Not just with the report that we’re writing, but here, too. It’s not the material – there’s plenty of that – it’s deciding what to choose and then the panel beating…
A bit of a pickle. And pickles need time. I’ve not had much of that lately, it seems.
Then I realised that when I’ve not been in the office, I have been making pickles – real ones. Sannie Boervrou (pronounced Sunny – because she is) blessed us again with a crate of courgettes, so we’ve been eating them with almost every meal (new ideas for zucchini coming soon) and they’ve been pickled. At the same time, Jan Boer gave us two trays of beautiful baby (or, as far as the canning factory is concerned, undersized) beetroot. With those, and because one can only eat so much beetroot in salad, I made a cold soup (recipe also to come once it’s perfected), there was more pickling…
For the pickled beetroot, I used the surplus brine from the courgettes, but added about a third to a half more red wine vinegar so that it wasn’t quite as sweet – these baby beets are sweet enough. On this occasion, and after pickling, I sterilised the bottles so they’ll keep for longer. See below.
The prettiest pickles I have ever made, and which have become one of my “signature” products are the mixed pickles I first made for the McGregor Food and Wine festival last year. Since that first effort, I’ve adapted the recipe slightly and learned a few things; here’s my adaptation along with a couple of tips:
Coulorful Pickled Vegetables
For the brine
1 tsp coriander seeds
½ tsp each, black/brown and yellow mustard seeds
½ tsp cumin seeds
½ tsp fennel seeds
2 cups (500ml) cider vinegar
5 medium cloves garlic, lightly crushed and peeled
2,5cm-thick piece of ginger, julienned
half small yellow onion, thinly sliced lengthwise
½ cup (125ml) sugar
1 tsp salt
1 tsp black peppercorns
½ tsp turmeric powder
4 cups cauliflower, cut into 2 to 2,5 cm florets (about)
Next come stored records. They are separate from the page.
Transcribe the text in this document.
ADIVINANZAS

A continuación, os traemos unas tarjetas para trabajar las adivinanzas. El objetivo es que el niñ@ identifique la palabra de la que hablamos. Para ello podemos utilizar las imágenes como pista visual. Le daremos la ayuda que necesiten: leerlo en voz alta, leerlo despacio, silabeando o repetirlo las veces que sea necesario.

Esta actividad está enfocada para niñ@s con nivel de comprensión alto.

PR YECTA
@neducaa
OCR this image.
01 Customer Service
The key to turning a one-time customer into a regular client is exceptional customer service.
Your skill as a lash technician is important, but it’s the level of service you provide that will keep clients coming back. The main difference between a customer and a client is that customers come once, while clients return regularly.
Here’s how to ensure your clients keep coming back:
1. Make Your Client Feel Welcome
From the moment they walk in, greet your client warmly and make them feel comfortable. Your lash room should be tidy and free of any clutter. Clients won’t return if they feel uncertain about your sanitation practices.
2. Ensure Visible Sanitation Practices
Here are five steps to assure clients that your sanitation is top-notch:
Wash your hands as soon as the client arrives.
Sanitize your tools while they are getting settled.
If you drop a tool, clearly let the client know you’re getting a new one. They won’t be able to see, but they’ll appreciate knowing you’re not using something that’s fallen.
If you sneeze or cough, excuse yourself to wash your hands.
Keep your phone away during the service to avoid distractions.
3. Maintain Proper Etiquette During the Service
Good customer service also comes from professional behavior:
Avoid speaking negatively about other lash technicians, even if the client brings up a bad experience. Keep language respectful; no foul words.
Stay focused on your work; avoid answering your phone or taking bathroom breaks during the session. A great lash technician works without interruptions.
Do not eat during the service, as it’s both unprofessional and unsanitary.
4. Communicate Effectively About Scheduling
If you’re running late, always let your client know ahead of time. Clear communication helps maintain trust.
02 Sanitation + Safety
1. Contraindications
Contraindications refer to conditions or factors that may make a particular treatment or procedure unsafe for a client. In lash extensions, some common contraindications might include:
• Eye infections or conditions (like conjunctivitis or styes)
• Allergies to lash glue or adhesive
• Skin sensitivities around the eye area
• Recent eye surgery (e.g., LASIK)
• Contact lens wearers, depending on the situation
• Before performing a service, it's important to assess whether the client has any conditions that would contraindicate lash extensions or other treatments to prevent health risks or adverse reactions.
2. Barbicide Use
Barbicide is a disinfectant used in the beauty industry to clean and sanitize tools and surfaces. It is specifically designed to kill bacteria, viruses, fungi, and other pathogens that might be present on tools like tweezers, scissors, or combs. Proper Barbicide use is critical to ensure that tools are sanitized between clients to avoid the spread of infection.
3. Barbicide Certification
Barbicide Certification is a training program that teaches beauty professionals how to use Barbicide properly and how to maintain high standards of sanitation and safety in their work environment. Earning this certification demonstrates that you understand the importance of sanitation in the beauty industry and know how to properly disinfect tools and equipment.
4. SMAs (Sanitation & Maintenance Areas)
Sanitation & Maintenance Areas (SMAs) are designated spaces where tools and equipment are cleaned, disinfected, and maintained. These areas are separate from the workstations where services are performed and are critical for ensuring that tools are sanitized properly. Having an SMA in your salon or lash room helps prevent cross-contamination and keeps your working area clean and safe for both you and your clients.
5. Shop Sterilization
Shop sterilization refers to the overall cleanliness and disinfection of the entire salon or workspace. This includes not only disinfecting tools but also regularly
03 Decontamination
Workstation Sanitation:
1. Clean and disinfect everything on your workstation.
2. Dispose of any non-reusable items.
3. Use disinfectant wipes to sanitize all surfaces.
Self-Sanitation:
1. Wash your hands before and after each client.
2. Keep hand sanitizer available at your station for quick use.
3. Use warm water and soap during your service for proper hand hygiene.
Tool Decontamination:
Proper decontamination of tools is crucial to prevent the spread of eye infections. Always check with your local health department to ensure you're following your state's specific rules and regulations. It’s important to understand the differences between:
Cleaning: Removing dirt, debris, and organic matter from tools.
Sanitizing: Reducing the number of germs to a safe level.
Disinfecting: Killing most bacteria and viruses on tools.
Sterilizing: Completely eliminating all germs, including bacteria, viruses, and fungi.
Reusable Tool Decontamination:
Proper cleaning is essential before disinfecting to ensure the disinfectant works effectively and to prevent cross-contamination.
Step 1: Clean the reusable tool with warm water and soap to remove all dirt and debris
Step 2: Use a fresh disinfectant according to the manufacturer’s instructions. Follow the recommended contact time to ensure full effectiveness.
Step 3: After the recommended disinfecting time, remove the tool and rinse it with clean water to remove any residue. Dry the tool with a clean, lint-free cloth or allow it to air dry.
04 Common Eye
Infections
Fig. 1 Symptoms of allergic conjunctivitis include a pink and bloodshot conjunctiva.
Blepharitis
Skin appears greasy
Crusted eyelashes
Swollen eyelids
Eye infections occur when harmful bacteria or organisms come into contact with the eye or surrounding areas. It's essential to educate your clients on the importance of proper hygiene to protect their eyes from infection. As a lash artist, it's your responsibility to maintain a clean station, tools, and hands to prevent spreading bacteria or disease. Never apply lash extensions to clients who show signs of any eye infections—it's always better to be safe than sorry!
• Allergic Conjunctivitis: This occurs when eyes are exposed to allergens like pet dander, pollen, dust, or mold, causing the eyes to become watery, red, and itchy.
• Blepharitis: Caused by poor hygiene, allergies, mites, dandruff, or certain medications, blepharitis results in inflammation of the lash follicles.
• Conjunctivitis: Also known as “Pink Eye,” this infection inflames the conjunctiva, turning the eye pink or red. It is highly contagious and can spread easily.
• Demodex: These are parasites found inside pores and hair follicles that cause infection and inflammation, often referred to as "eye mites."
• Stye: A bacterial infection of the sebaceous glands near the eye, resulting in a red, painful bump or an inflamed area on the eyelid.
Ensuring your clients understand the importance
2 cups carrots, peeled and sliced 1 cm thick on the diagonal
1 cup red bell pepper, cut into large dice
The quantities are hard to work out exactly, but there is more cauliflower than other bits – the ratios are more important.
To make the brine
Put the seeds in a saucepan. Toast the spices over a medium heat, swirling the pan occasionally, until fragrant and slightly darkened and beginning to pop – about 2 minutes. Add the vinegar, garlic, ginger, onion, sugar, salt, peppercorns and turmeric to the toasted spices. Bring to a boil.
Pack the vegetables into clean, hot jars. Pour the hot brine over the vegetables, leaving 1 cm. Remove any air bubbles by tapping the sides of the jars and/or slowly raising and lowering a swizzle stick or plastic blade around the inside of the jars. If you have extra brine, strain it and distribute the solids among the jars or reserve in another jar for use at another time. Lid the jars, tightening only by hand.
To sterilise the pickles
Place the jars in a large (stock) pot and fill with water (do this on the stove – don’t try to lug the full pot and the jars from the sink to the stove and give yourself a hernia … or worse…) Oh, and before you begin, put a tea towel at the bottom of the pot so that the jars don’t rattle around. Bring to a boil and then reduce heat and simmer for 10 minutes. Remove from the water and allow to cool. The lids should all pull in and form a vacuum at the top of the jar as they cool.
These pickles keep their crunch and can be stored for a good few months.
What else I’ve learned
For this batch, we had lots of red onions and some beautiful heirloom carrots, from the garden, and I thought that they would add to the colour of these pickles. They did.
But only for about a week: the vinegar bleached the colour out so that the red carrots ended up just being orange and the red onion lost its blush and went slightly yellow from the turmeric. The flavour is not affected and the pickle is just as pretty because of the red of the pepper, the gold turmeric which is absorbed by the cauliflower and, or course, the orange of the carrots.
This time, and because they were baby carrots, I left a bit of the stalk on them and then quartered them longways. Just adds to the character and texture of the pickle.